His comments were preceded by statements by Foreign Minister Mevlut Cavusoglu, who in a television interview said that as soon as the Coronavirus pandemic blows over, there will be a new wave of immigration to Greece.
“There were refugees in the refugee camp who went to the border with Greece. Due to the pandemic, this stopped. I do not say this as a threat, but after the pandemic, the refugees will definitely want to leave and go there,” the Turkish Foreign Minister said.
He added that the issue of refugees was a common issue with the EU and that the agreement on customs clearance should be updated and that visas for Turkish citizens should be released, and called for more co-operation in the fight against terrorism.
“We sent the following message that on the occasion of the pandemic, if you say that we do not need Turkey, then you should know that the pandemic will end, but the refugee issue will continue for many years. Then please don’t knock on our door,” he concluded.

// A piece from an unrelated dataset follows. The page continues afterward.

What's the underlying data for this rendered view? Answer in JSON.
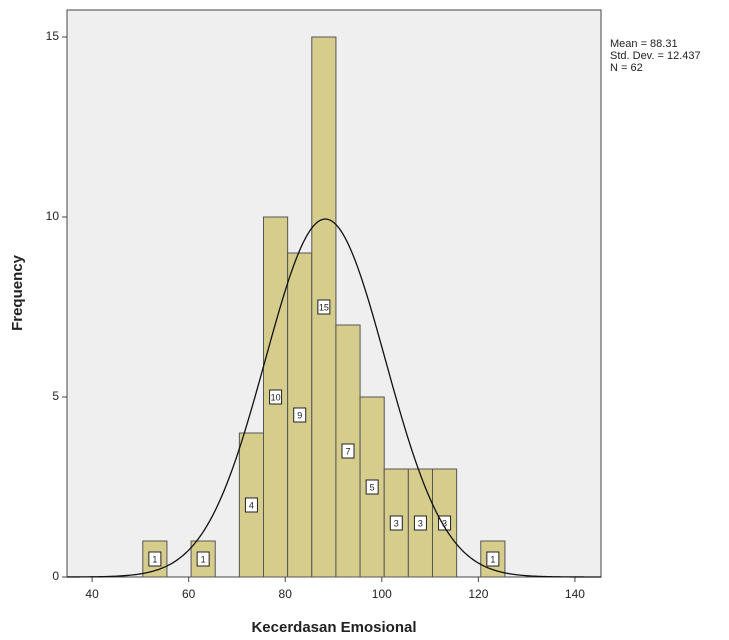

Last year, the Greek Shipowners’ Association donated ten new maritime boats to the Greek coastguard in a bid to halt illegal immigration to the Greek islands in the Aegean Sea.
The group donated Rafnar 1100 Cabin Bulletproof speedboats designed in Iceland and built in Greece. The vessels are armed with 12.7mm machine-guns. The design of the boat makes it self-propelled, all-weather and unsinkable. The vessels have, among other things, thermal cameras, anti-ballistic protection in the cabin and in the windows, while their interior can be adapted for the transport of patients and the injured.

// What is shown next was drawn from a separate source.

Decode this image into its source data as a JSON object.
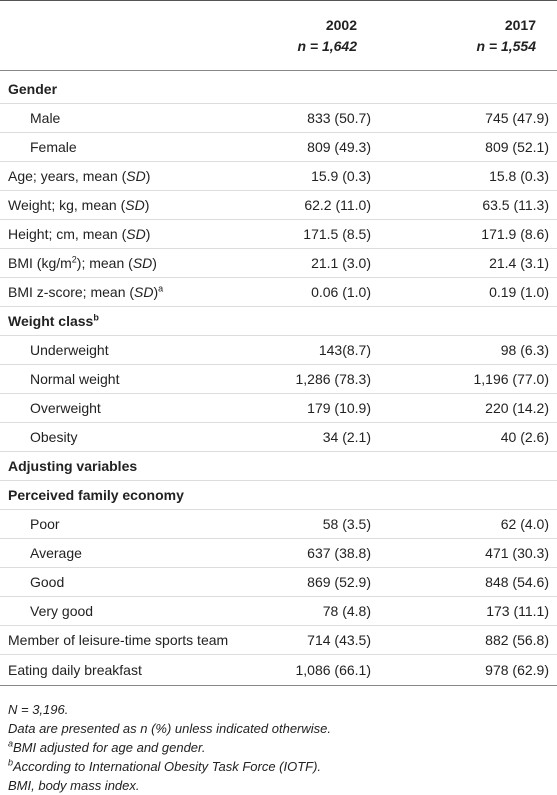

Greek Prime Minister Kyriakos Mitsotakis thanked the Hellenic Shipowners’ Association “for their prompt response to our request to strengthen the Coast Guard”.
“The donation of 10 new fully equipped boats will essentially help to more effectively control our maritime borders. At a time when I don’t need to tell you, it’s extremely critical. These vessels, from what I have been informed, will be the most modern that the Coast Guard will have, with full equipment, with thermal cameras and with the possibility to respond to the most adverse conditions,” he explained.

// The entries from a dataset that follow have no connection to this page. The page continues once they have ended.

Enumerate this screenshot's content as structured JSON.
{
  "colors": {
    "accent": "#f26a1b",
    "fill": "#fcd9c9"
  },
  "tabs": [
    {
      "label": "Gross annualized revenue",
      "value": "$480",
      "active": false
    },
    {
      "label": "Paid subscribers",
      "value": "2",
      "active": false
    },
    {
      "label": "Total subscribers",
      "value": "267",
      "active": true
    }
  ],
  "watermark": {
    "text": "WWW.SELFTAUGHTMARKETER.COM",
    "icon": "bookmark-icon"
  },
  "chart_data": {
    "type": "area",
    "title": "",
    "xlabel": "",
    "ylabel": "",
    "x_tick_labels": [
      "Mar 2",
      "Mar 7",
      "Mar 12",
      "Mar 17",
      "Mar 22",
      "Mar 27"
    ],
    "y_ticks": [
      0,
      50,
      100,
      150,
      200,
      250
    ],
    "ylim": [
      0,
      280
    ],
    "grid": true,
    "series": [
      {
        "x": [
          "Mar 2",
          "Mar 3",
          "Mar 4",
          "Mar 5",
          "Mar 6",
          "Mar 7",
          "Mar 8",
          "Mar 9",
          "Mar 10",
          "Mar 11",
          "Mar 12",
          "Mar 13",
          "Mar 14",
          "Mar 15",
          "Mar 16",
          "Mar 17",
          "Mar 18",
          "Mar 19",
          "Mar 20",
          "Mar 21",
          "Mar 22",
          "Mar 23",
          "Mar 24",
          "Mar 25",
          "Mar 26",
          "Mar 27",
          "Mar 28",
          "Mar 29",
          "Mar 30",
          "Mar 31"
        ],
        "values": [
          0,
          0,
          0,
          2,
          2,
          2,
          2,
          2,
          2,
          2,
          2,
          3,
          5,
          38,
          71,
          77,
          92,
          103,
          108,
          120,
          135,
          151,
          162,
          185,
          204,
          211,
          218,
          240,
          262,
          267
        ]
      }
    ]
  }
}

Meanwhile, inspections have begun at 320 Non-Governmental Organizations involved in immigration in Greece.
The first round of audits by Greece’s National Transparency Authority showed NGOs with revenues of tens of millions of euros, hundreds of employees and accountants – they are the envy of even public limited companies.
The project that the National Transparency Authority launched with extreme secrecy includes financial scrutiny of the 320 NGOs operating in the field of immigration. These NGOs were handed millions of dollars through national and European programmes and sponsorships, but they have never given an account of their actions or how they work.
The ultimate goal is to investigate at least 20 percent of the NGOs during the summer, in an effort to bring order to this anarchic situation that has lasted for years.
The inspections focus, according to information from the independent authority, on ensuring transparency and accountability of European and national resources through which the activities of these bodies are funded. The assessment of the performance of programmes to protect and support migrants is also under scrutiny.
One NGO created in 2013 started off with 50 employees and suddenly reached 1 050 in 2019. Another organization that five years ago had zero revenue suddenly presented revenue in excess of 23 million euros.
Notably, all three NGOs active in the field of unaccompanied children, have shown revenues of millions of euros per year: one showed 23 million, the other two more than 10 million euros per year. At the same time, they have many employees, ranging from 700 to more than 1 000 people each. Thus, it was decided to simultaneously control the NGOs and their structures located in the area of Athens.
The auditors have proceeded to compile on-site audit reports. They have been examining executives and associates of the audited bodies, collecting and seizing documents and digital evidence, such as financial and accounting records, evidence of the implementation of stated programmes, as well as documents for the general proper operation and suitability of the facilities.
The material from the raids on the three NGOs was sealed and transferred to the forensic laboratories of the Hellenic Police.
It is worth noting that the specific NGOs that host dozens of unaccompanied children each receive 68 euros per day for each child.
The goal of the independent authority is to have a complete picture of the NGOs operating in the field of immigration by September.